Trump's muthos as president
So despite the digressive and contingent events in the episodes, Trump's version of the firing reinforces his muthos of an outsider defending himself against insider attacks. The first event in Trump's muthos comes after he fired Comey and faces the attacks of his opponents. It ends when his defense wins over enough of the public after Comey's testimony. In Trump's muthos the Oval Office meeting with the Russians, the possible existence of taped conversations in the White House and the NBC interview are plausible but unexpected developments. They could be replaced by other events that trigger attacks against him. In the instance of the "tapes" controversy, for example, Trump simply created the opportunity out of thin air for himself with a single tweet. That shows just how optional it is.
Trump's new presidential muthos could be summarized as the following: with an outsider running a government of corrupt insiders, and the insiders trying to make him like them, the outsider refuses to conform and so proves he cannot be corrupted. Just as in the campaign, the first two parts of the narrative are the episode parts, and the last two the muthos parts. The two new muthos parts establish that since in each instance Trump refuses to conform to presidential norms, it is necessary or probable that even as president he is not a corrupt insider. The narrative from the campaign has been adapted so it works in the context of his presidency, but those last two muthos parts still tell the same basic story of an incorruptible outsider fighting the attacks of the insiders. The first two episode parts on the other hand have taken a different turn because of his election. For obvious reasons there was nothing about running a government in his episodes when he was still a candidate.

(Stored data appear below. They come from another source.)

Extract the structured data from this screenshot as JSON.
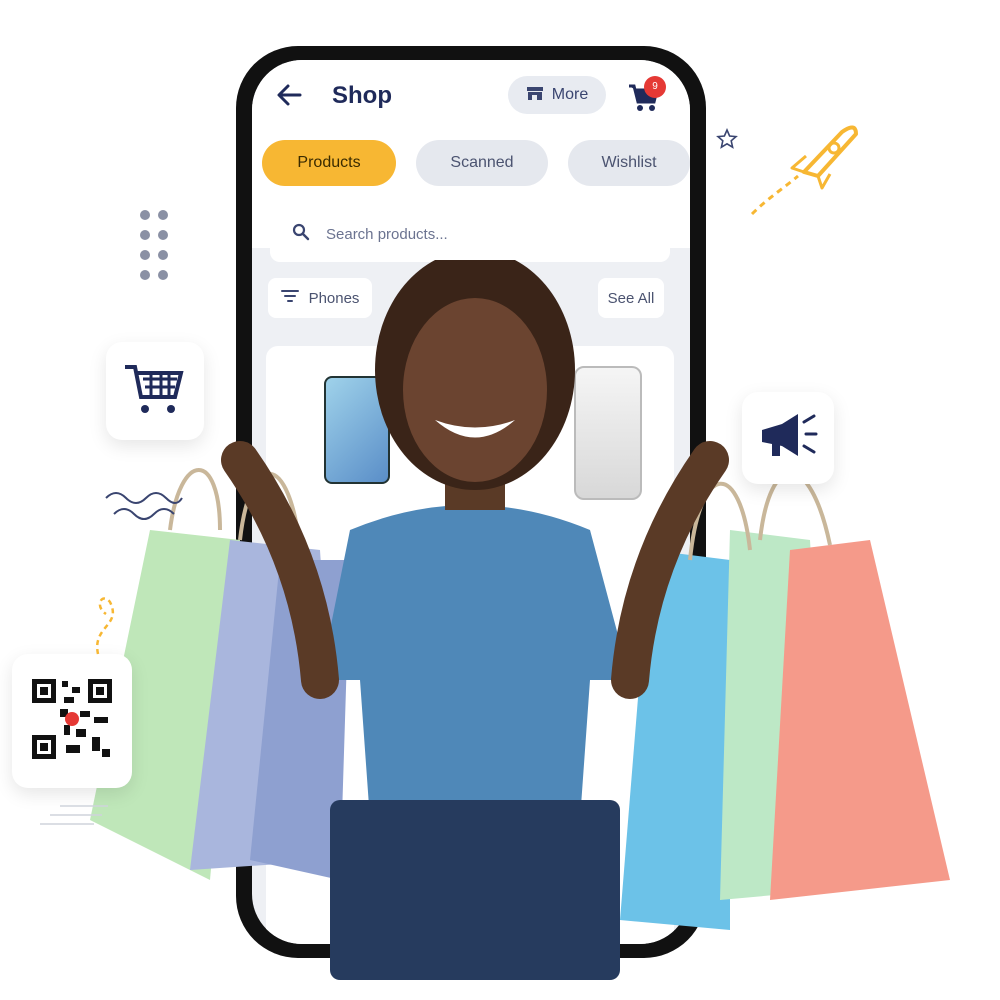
{
  "header": {
    "title": "Shop",
    "more_label": "More",
    "cart_count": "9"
  },
  "tabs": [
    {
      "label": "Products",
      "active": true
    },
    {
      "label": "Scanned",
      "active": false
    },
    {
      "label": "Wishlist",
      "active": false
    }
  ],
  "search": {
    "placeholder": "Search products..."
  },
  "filter": {
    "category_label": "Phones",
    "see_all_label": "See All"
  },
  "colors": {
    "accent": "#f7b733",
    "brand_dark": "#1f2a5a",
    "badge": "#e53935"
  },
  "icons": [
    "back-arrow-icon",
    "store-icon",
    "shopping-cart-icon",
    "search-icon",
    "filter-icon",
    "cart-icon",
    "megaphone-icon",
    "qr-code-icon",
    "rocket-icon",
    "star-icon"
  ]
}
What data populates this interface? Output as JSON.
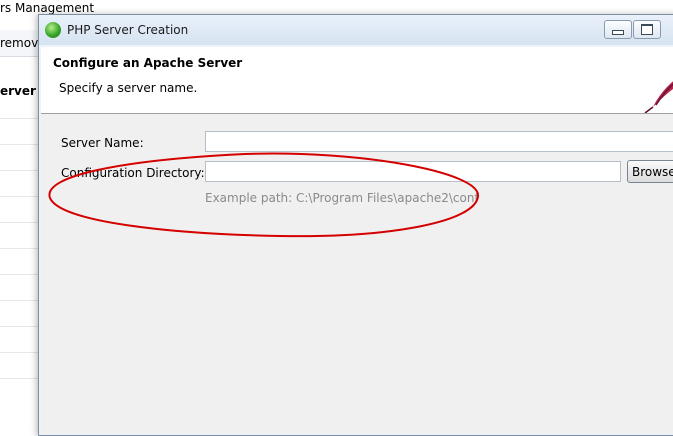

This new narrative ensured that as long as every one of Trump's violations was plausible as outsider boldness or appropriate to his impulsive temper, his sometimes truly heinous actions stayed safely in those first two episode parts where his supporters can ignore them. Whether by instinct or skill, Trump had found a story that guaranteed practically no matter what he did in office, his followers would have a way to explain it to themselves as a good thing for them and the country. And it was all by designing a narrative that put the episode events just where he wanted them, and delivered the same emotional punch of defying the establishment in the muthos events.